Monsieur le Maire,
Vous étiez à la Beaujoire samedi soir, le FC Nantes y jouait sa peau, et franchement, sans vouloir vous vexer, il nous semble que votre présence entrait dans les attributions minimales incombant à votre charge.
On doute quelque peu, on vous l'avoue, mais c'est sans doute votre faute, de votre amour pour le football. Si on vous concède aisément le droit, à titre personnel, de ne guère apprécier ce jeu bizarre qui se pratique avec un ballon, permettez-nous cependant de nous étonner de ne pas vous apercevoir plus souvent à la place qui vous est réservée dans la tribune officielle. Même si, aujourd'hui, elle se résume apparemment à un siège purement honorifique. Le spectacle, cette saison, a certes rarement été mirobolant, il a néanmoins attiré une moyenne de spectateurs supérieure à 31.000 par rencontre et on se demande si être en phase avec vos électeurs, et donc partager un tant soit peu leurs goûts, et même leurs couleurs, ne s‘inclut pas parmi vos multiples missions.

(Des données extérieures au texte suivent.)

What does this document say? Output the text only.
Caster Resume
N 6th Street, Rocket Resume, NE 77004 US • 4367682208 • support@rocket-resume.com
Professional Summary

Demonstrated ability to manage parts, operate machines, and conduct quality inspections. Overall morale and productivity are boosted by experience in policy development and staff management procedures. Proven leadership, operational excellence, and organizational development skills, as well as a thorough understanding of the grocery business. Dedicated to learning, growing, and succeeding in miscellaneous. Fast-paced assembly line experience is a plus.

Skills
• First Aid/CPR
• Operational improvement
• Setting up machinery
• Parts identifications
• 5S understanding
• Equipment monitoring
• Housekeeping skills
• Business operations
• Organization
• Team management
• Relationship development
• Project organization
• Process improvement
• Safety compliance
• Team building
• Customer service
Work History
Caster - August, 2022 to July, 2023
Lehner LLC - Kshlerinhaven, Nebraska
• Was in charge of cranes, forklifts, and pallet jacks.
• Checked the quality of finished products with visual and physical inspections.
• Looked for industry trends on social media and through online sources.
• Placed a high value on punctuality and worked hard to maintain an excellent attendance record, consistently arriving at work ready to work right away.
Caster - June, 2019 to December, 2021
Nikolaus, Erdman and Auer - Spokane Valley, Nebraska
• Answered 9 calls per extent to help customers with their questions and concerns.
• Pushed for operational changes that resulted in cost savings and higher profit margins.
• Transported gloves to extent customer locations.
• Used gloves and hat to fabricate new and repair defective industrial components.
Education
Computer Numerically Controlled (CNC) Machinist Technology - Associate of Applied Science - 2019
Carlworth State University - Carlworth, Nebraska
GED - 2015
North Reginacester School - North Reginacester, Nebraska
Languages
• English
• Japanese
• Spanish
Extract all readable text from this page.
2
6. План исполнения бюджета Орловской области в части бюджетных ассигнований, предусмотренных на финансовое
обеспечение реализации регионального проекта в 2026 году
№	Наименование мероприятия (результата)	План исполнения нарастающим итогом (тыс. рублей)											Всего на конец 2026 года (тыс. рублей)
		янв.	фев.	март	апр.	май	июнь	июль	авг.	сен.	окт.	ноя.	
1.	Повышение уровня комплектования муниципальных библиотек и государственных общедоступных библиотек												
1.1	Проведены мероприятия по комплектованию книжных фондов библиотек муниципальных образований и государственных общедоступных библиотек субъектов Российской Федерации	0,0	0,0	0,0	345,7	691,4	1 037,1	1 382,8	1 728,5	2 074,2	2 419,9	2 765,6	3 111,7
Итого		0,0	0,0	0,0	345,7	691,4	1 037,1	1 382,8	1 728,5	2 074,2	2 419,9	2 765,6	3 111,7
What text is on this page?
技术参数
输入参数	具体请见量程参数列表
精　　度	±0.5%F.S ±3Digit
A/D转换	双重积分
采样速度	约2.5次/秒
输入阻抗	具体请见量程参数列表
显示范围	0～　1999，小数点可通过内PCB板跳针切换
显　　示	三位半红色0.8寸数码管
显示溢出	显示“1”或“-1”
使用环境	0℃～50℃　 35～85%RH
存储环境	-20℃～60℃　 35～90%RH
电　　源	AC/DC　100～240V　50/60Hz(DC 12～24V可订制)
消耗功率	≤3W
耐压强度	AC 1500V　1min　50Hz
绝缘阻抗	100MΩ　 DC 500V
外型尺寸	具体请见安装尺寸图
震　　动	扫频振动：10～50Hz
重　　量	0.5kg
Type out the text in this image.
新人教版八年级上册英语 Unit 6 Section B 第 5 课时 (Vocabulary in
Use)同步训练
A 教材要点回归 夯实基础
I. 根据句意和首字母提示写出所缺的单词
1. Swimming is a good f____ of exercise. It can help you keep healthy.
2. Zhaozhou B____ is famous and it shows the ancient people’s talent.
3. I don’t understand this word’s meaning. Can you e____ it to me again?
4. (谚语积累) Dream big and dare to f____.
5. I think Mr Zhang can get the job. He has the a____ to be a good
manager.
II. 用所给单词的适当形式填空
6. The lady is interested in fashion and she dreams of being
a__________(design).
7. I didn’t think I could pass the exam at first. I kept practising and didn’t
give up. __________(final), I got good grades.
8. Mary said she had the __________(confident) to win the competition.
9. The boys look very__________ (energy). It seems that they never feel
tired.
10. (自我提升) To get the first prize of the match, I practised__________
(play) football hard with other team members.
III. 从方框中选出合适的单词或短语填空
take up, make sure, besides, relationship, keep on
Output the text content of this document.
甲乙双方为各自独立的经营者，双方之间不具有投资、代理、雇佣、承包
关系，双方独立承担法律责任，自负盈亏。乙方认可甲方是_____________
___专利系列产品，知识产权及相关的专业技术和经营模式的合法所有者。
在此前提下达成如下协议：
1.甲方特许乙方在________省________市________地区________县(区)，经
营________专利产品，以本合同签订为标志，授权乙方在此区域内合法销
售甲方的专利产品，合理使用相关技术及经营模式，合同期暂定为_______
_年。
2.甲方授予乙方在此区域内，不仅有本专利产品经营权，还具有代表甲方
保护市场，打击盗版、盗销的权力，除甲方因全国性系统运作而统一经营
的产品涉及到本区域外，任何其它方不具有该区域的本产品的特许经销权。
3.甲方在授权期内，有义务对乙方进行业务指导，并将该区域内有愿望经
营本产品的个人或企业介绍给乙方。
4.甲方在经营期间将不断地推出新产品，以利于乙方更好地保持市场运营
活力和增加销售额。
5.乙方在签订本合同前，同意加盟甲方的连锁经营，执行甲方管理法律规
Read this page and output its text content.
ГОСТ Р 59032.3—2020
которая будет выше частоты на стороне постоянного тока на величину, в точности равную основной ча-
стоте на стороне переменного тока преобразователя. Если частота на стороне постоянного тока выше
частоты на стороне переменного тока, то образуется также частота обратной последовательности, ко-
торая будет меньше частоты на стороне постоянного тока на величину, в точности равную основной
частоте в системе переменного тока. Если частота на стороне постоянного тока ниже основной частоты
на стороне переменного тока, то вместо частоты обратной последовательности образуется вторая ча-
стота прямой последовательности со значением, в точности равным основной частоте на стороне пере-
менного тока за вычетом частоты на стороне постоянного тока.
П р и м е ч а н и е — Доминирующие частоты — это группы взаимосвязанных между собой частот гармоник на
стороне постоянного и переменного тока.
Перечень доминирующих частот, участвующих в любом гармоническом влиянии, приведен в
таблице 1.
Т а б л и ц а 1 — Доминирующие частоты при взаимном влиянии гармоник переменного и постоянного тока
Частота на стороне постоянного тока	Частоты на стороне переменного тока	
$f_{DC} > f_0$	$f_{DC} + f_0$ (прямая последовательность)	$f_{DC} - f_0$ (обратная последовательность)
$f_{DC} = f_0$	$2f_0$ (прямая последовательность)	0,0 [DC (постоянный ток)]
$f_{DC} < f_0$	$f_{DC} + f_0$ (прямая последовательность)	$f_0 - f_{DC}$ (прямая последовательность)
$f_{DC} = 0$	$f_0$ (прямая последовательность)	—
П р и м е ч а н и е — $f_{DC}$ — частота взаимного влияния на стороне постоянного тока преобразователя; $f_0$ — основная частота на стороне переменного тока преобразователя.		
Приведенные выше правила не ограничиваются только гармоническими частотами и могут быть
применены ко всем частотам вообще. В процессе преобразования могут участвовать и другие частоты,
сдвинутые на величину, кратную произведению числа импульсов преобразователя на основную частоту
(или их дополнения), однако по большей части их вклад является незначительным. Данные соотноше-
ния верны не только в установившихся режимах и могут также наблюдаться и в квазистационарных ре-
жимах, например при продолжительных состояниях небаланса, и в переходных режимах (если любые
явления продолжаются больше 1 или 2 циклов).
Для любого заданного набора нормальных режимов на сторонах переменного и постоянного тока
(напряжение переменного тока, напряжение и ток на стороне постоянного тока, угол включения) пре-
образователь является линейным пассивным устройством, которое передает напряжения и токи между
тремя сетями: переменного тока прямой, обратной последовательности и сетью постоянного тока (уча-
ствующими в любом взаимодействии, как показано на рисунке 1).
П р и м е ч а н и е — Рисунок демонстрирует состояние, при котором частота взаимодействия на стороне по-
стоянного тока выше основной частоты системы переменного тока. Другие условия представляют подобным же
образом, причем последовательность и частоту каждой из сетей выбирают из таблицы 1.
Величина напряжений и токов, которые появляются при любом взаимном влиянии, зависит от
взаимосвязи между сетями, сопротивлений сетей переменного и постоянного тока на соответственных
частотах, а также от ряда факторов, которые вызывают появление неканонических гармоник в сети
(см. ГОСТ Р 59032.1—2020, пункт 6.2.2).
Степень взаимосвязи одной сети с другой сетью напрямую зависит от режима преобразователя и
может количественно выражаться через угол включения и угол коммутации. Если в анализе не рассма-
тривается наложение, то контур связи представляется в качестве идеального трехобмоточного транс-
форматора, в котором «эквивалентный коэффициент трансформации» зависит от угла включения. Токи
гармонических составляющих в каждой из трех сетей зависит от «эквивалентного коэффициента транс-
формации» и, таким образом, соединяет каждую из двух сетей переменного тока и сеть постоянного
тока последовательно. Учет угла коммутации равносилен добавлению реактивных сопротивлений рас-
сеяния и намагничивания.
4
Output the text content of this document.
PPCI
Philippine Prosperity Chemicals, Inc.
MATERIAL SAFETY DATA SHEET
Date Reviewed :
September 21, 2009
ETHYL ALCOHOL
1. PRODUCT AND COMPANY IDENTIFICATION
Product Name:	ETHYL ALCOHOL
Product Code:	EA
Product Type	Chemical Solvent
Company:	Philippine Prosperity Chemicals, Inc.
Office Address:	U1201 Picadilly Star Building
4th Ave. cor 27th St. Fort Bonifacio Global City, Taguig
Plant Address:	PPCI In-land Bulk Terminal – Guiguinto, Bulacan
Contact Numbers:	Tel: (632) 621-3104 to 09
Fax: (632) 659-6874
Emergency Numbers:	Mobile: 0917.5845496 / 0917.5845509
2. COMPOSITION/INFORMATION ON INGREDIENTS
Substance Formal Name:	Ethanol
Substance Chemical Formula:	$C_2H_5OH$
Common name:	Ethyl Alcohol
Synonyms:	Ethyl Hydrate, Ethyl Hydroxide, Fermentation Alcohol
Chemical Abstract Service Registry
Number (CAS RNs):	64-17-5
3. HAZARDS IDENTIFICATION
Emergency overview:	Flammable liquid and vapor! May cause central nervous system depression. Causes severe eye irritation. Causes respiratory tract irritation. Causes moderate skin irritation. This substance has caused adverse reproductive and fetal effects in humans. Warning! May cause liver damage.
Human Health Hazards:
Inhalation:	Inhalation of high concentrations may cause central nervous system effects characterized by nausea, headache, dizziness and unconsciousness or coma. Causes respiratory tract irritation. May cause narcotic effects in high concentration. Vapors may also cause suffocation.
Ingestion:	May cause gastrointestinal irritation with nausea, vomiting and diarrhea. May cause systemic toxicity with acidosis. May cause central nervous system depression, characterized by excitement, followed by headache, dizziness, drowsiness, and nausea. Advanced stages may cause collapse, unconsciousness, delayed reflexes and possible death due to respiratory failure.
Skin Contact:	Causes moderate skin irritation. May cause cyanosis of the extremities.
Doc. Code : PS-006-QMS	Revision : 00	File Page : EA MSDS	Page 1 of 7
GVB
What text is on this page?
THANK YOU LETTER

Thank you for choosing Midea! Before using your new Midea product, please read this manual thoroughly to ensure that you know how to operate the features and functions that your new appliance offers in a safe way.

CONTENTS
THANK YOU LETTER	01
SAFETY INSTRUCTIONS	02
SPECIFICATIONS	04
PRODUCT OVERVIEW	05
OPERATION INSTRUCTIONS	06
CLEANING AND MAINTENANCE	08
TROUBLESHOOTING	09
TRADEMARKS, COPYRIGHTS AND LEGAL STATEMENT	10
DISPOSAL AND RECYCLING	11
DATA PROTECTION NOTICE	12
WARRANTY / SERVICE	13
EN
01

Quand le FC Nantes sert vos intérêts
Or, nous avons l'impression que seuls les grands rendez-vous vous attirent et que vous répondez présent seulement quand le résultat du FC Nantes peut servir vos intérêts. Ou quand il risque, au contraire, c'était le cas face à Metz, de les desservir.
Au début des années 1990, le club était déjà au plus mal, il fut même, durant l'été 1992, menacé par la DNCG de rétrogradation en division II pour déséquilibre financier. Vous vous étiez alors ému de cette situation. Mieux : vous étiez même, pour une fois, monté au créneau afin de permettre à quelques décideurs, dont Guy Scherrer, de jouer les sauveurs. Le club vous l'avait en quelque sorte rendu trois ans plus tard, en conquérant un titre de champion de France qui avait redonné le sourire aux Nantais, juste avant les élections municipales.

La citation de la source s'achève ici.